However, I think the framing of the donation question to be faulty, and, so, to invalidate the conclusions drawn from it. I think the problems are two. One is the anonymity – the abstraction – of it. Note that as constructed, it does not even mention a human being. I guess the human is an implied one, but that matters. The other problem is with these terms:

within the next few days (and even if you have previously made such a donation, perhaps even recently.

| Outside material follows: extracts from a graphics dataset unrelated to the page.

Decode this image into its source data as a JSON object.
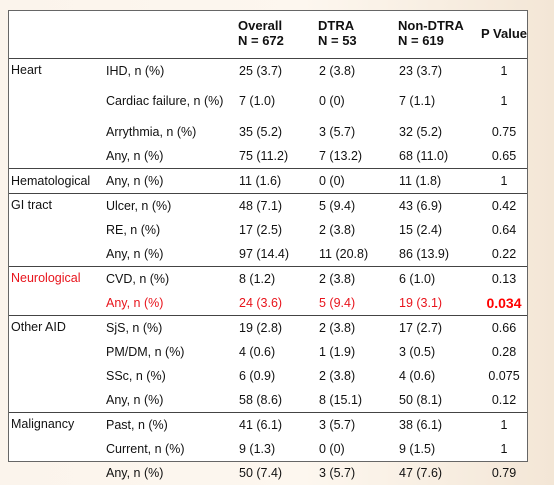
{
  "header": {
    "overall_line1": "Overall",
    "overall_line2": "N = 672",
    "dtra_line1": "DTRA",
    "dtra_line2": "N = 53",
    "nondtra_line1": "Non-DTRA",
    "nondtra_line2": "N = 619",
    "pvalue": "P Value"
  },
  "rows": {
    "heart_ihd": {
      "cat": "Heart",
      "item": "IHD, n (%)",
      "overall": "25 (3.7)",
      "dtra": "2 (3.8)",
      "nondtra": "23 (3.7)",
      "p": "1"
    },
    "heart_cf": {
      "item": "Cardiac failure, n (%)",
      "overall": "7 (1.0)",
      "dtra": "0 (0)",
      "nondtra": "7 (1.1)",
      "p": "1"
    },
    "heart_arr": {
      "item": "Arrythmia, n (%)",
      "overall": "35 (5.2)",
      "dtra": "3 (5.7)",
      "nondtra": "32 (5.2)",
      "p": "0.75"
    },
    "heart_any": {
      "item": "Any, n (%)",
      "overall": "75 (11.2)",
      "dtra": "7 (13.2)",
      "nondtra": "68 (11.0)",
      "p": "0.65"
    },
    "hema_any": {
      "cat": "Hematological",
      "item": "Any, n (%)",
      "overall": "11 (1.6)",
      "dtra": "0 (0)",
      "nondtra": "11 (1.8)",
      "p": "1"
    },
    "gi_ulcer": {
      "cat": "GI tract",
      "item": "Ulcer, n (%)",
      "overall": "48 (7.1)",
      "dtra": "5 (9.4)",
      "nondtra": "43 (6.9)",
      "p": "0.42"
    },
    "gi_re": {
      "item": "RE, n (%)",
      "overall": "17 (2.5)",
      "dtra": "2 (3.8)",
      "nondtra": "15 (2.4)",
      "p": "0.64"
    },
    "gi_any": {
      "item": "Any, n (%)",
      "overall": "97 (14.4)",
      "dtra": "11 (20.8)",
      "nondtra": "86 (13.9)",
      "p": "0.22"
    },
    "neuro_cvd": {
      "cat": "Neurological",
      "item": "CVD, n (%)",
      "overall": "8 (1.2)",
      "dtra": "2 (3.8)",
      "nondtra": "6 (1.0)",
      "p": "0.13"
    },
    "neuro_any": {
      "item": "Any, n (%)",
      "overall": "24 (3.6)",
      "dtra": "5 (9.4)",
      "nondtra": "19 (3.1)",
      "p": "0.034"
    },
    "aid_sjs": {
      "cat": "Other AID",
      "item": "SjS, n (%)",
      "overall": "19 (2.8)",
      "dtra": "2 (3.8)",
      "nondtra": "17 (2.7)",
      "p": "0.66"
    },
    "aid_pmdm": {
      "item": "PM/DM, n (%)",
      "overall": "4 (0.6)",
      "dtra": "1 (1.9)",
      "nondtra": "3 (0.5)",
      "p": "0.28"
    },
    "aid_ssc": {
      "item": "SSc, n (%)",
      "overall": "6 (0.9)",
      "dtra": "2 (3.8)",
      "nondtra": "4 (0.6)",
      "p": "0.075"
    },
    "aid_any": {
      "item": "Any, n (%)",
      "overall": "58 (8.6)",
      "dtra": "8 (15.1)",
      "nondtra": "50 (8.1)",
      "p": "0.12"
    },
    "mal_past": {
      "cat": "Malignancy",
      "item": "Past, n (%)",
      "overall": "41 (6.1)",
      "dtra": "3 (5.7)",
      "nondtra": "38 (6.1)",
      "p": "1"
    },
    "mal_current": {
      "item": "Current, n (%)",
      "overall": "9 (1.3)",
      "dtra": "0 (0)",
      "nondtra": "9 (1.5)",
      "p": "1"
    },
    "mal_any": {
      "item": "Any, n (%)",
      "overall": "50 (7.4)",
      "dtra": "3 (5.7)",
      "nondtra": "47 (7.6)",
      "p": "0.79"
    }
  },
  "colors": {
    "highlight_text": "#e8141c",
    "significant_p": "#ff0000",
    "rule": "#444444"
  }
}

Consider the following chain in which we have a developing sense of affective connection. We may think it almost certain, as I do, that there are other planets with intelligent life forms elsewhere in the universe. We all know that bad things happen to good life forms, so it is likely that misfortune is occurring even as I write. We do not actually know such a planet exists, or of it, so any feeling for the misfortune or “feeling” of obligation is as abstract as possible, likely even absent. If we know of the planet’s existence, each of these factors – affective connection and sense of obigation –  may be considered to increase in varying degrees in different people. If we know something about the planet, if we can communicate with its inhabitants, if we can travel there, if we can know inhabitants in their specificity, even if not, but then again still more, their individuality, each factor will increase in intensity for most people and in our common ethical considerations. Now let’s bring matters back to earth.

In the experiment’s presentation, whereas the drowning child is concrete and individual, regarding the charitable donation we have the utmost abstraction. Shouldn’t matter. No, it shouldn’t. But.

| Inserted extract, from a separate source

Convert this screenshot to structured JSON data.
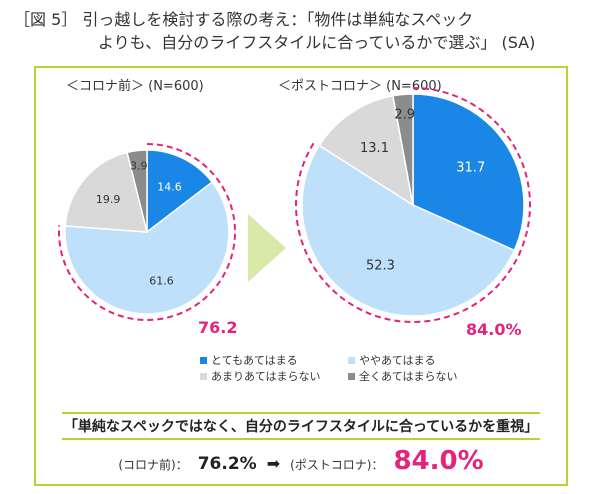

According to the CIA World Fact Book, over 55 million people die a year, 151 thousand a day, 6300 per hour, 105 per minute, 2 per second. According to UNICEF,

About 29,000 children under the age of five –  21 each minute – die every day, mainly from preventable causes.

With every breath we take, someone is dying somewhere. Life is wonderful. Life is awful. It’s full of death. Every second.

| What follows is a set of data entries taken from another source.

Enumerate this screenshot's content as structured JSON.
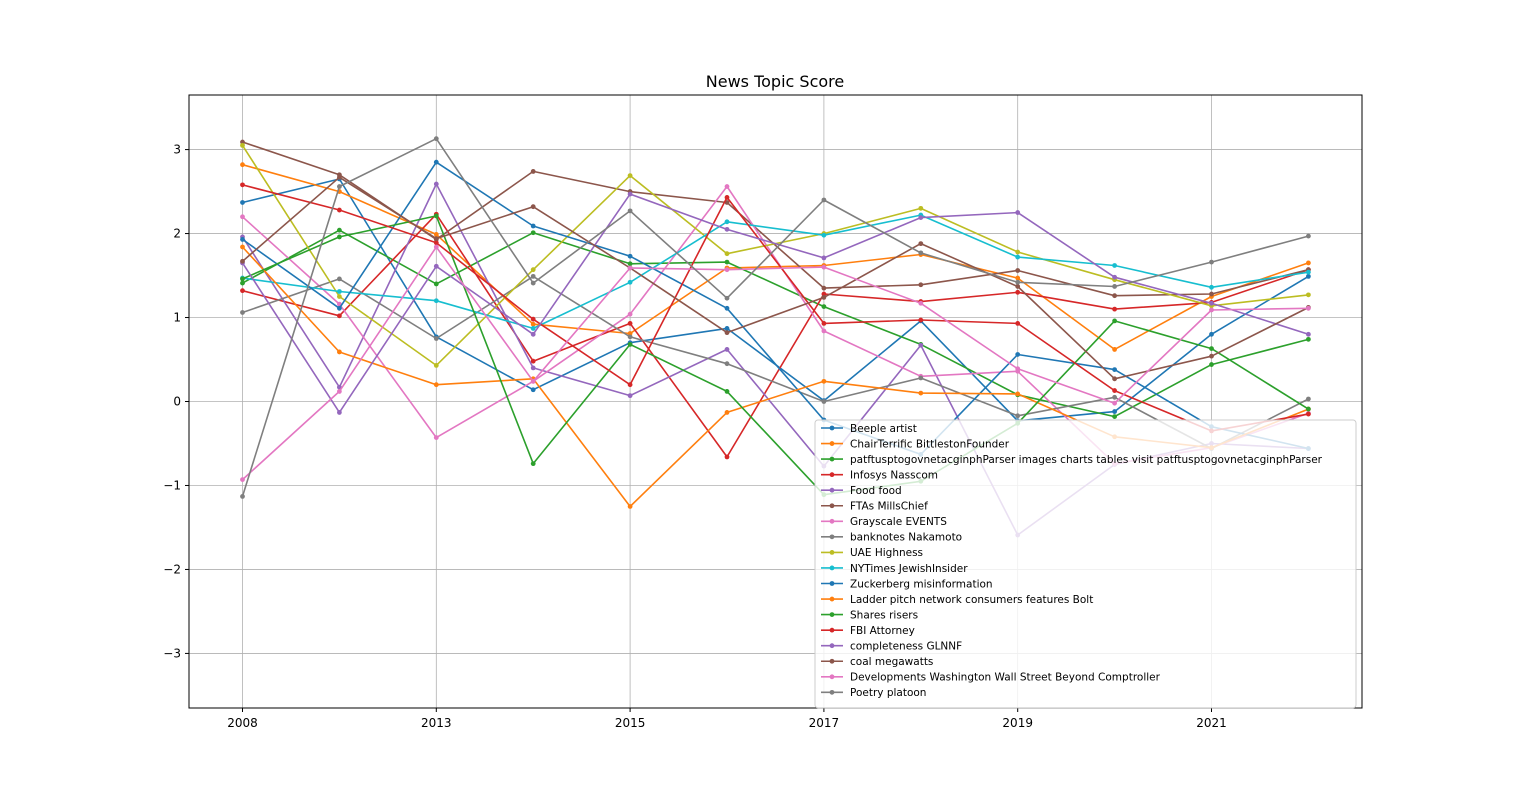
{
  "chart_data": {
    "type": "line",
    "title": "News Topic Score",
    "xlabel": "",
    "ylabel": "",
    "x": [
      2008,
      2010,
      2013,
      2014,
      2015,
      2016,
      2017,
      2018,
      2019,
      2020,
      2021,
      2022
    ],
    "x_tick_labels": [
      "2008",
      "2013",
      "2015",
      "2017",
      "2019",
      "2021"
    ],
    "x_tick_values": [
      2008,
      2013,
      2015,
      2017,
      2019,
      2021
    ],
    "y_tick_values": [
      -3,
      -2,
      -1,
      0,
      1,
      2,
      3
    ],
    "y_tick_labels": [
      "−3",
      "−2",
      "−1",
      "0",
      "1",
      "2",
      "3"
    ],
    "ylim": [
      -3.65,
      3.65
    ],
    "grid": true,
    "legend_position": "lower-right",
    "series": [
      {
        "name": "Beeple artist",
        "color": "#1f77b4",
        "values": [
          2.37,
          2.65,
          0.77,
          0.14,
          0.7,
          0.87,
          0.01,
          0.96,
          -0.23,
          -0.12,
          0.8,
          1.49
        ]
      },
      {
        "name": "ChairTerrific BittlestonFounder",
        "color": "#ff7f0e",
        "values": [
          2.82,
          2.5,
          1.99,
          0.92,
          0.81,
          1.59,
          1.62,
          1.75,
          1.47,
          0.62,
          1.25,
          1.65
        ]
      },
      {
        "name": "patftusptogovnetacginphParser images charts tables visit patftusptogovnetacginphParser",
        "color": "#2ca02c",
        "values": [
          1.41,
          2.04,
          1.4,
          2.01,
          1.64,
          1.66,
          1.13,
          0.68,
          0.08,
          -0.18,
          0.44,
          0.74
        ]
      },
      {
        "name": "Infosys Nasscom",
        "color": "#d62728",
        "values": [
          1.32,
          1.02,
          2.23,
          0.48,
          0.93,
          -0.66,
          1.28,
          1.19,
          1.3,
          1.1,
          1.18,
          1.57
        ]
      },
      {
        "name": "Food food",
        "color": "#9467bd",
        "values": [
          1.96,
          0.17,
          2.59,
          0.4,
          0.07,
          0.62,
          -0.77,
          0.67,
          -1.59,
          -0.75,
          -0.5,
          -0.56
        ]
      },
      {
        "name": "FTAs MillsChief",
        "color": "#8c564b",
        "values": [
          3.09,
          2.7,
          1.93,
          2.74,
          2.5,
          2.37,
          1.35,
          1.39,
          1.56,
          1.26,
          1.28,
          1.57
        ]
      },
      {
        "name": "Grayscale EVENTS",
        "color": "#e377c2",
        "values": [
          2.2,
          1.16,
          -0.43,
          0.24,
          1.04,
          2.56,
          0.84,
          0.3,
          0.36,
          -0.74,
          -0.55,
          -0.14
        ]
      },
      {
        "name": "banknotes Nakamoto",
        "color": "#7f7f7f",
        "values": [
          1.06,
          1.46,
          0.75,
          1.49,
          0.77,
          0.45,
          0.0,
          0.28,
          -0.17,
          0.05,
          -0.56,
          0.03
        ]
      },
      {
        "name": "UAE Highness",
        "color": "#bcbd22",
        "values": [
          3.05,
          1.25,
          0.43,
          1.57,
          2.69,
          1.76,
          2.0,
          2.3,
          1.78,
          1.45,
          1.14,
          1.27
        ]
      },
      {
        "name": "NYTimes JewishInsider",
        "color": "#17becf",
        "values": [
          1.47,
          1.31,
          1.2,
          0.87,
          1.42,
          2.14,
          1.98,
          2.22,
          1.72,
          1.62,
          1.36,
          1.54
        ]
      },
      {
        "name": "Zuckerberg misinformation",
        "color": "#1f77b4",
        "values": [
          1.93,
          1.11,
          2.85,
          2.09,
          1.73,
          1.11,
          -0.22,
          -0.63,
          0.56,
          0.38,
          -0.3,
          -0.56
        ]
      },
      {
        "name": "Ladder pitch network consumers features Bolt",
        "color": "#ff7f0e",
        "values": [
          1.84,
          0.59,
          0.2,
          0.27,
          -1.25,
          -0.13,
          0.24,
          0.1,
          0.09,
          -0.42,
          -0.55,
          -0.09
        ]
      },
      {
        "name": "Shares risers",
        "color": "#2ca02c",
        "values": [
          1.46,
          1.96,
          2.21,
          -0.74,
          0.68,
          0.12,
          -1.11,
          -0.95,
          -0.26,
          0.96,
          0.63,
          -0.09
        ]
      },
      {
        "name": "FBI Attorney",
        "color": "#d62728",
        "values": [
          2.58,
          2.28,
          1.89,
          0.98,
          0.2,
          2.43,
          0.93,
          0.97,
          0.93,
          0.13,
          -0.35,
          -0.15
        ]
      },
      {
        "name": "completeness GLNNF",
        "color": "#9467bd",
        "values": [
          1.65,
          -0.13,
          1.61,
          0.8,
          2.47,
          2.05,
          1.71,
          2.19,
          2.25,
          1.48,
          1.17,
          0.8
        ]
      },
      {
        "name": "coal megawatts",
        "color": "#8c564b",
        "values": [
          1.67,
          2.67,
          1.94,
          2.32,
          1.59,
          0.82,
          1.24,
          1.88,
          1.37,
          0.27,
          0.54,
          1.12
        ]
      },
      {
        "name": "Developments Washington Wall Street Beyond Comptroller",
        "color": "#e377c2",
        "values": [
          -0.93,
          0.12,
          1.84,
          0.24,
          1.59,
          1.57,
          1.6,
          1.17,
          0.39,
          -0.02,
          1.09,
          1.11
        ]
      },
      {
        "name": "Poetry platoon",
        "color": "#7f7f7f",
        "values": [
          -1.13,
          2.56,
          3.13,
          1.41,
          2.27,
          1.23,
          2.4,
          1.77,
          1.42,
          1.37,
          1.66,
          1.97
        ]
      }
    ]
  }
}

In Katherine Mansfield’s short story “The Garden Party,” the young Laura is sympathetically and morally aghast that her family intends to proceed with its garden party in full knowledge that a man in the village has died by accident. The story has many class themes, but certainly its greatest – informed by just those questions about the unknown planet above – is how we live in the presence of death.

Let’s say the child is not a single child, but many, in a boating accident. At some point might our savior – me, you – reach a point of exhaustion? Oh, agony. Keep returning to the water until one drowns oneself? Perhaps. Maybe you collapse on the shore, unable to go on. The equivalent in the charitable donation analogy is that while one donation might be of no consequence financially, we see that there is cause to contribute at every moment of every day. Why then in the “next few days”? Why not right now, and now again, and again? What is “recently”? Last month? Yesterday? How close to broke do we have to get before we might be considered financially exhausted?

When, in the knowledge of all this misfortune and death, is it permissible to think for a bit, better, about life? And maybe there is something we can do better, too, than dropping a check in the mail, with sufficient guilt-freeing frequency, “to anyone who may be about do die.”

It isn’t that simple. It isn’t that neat.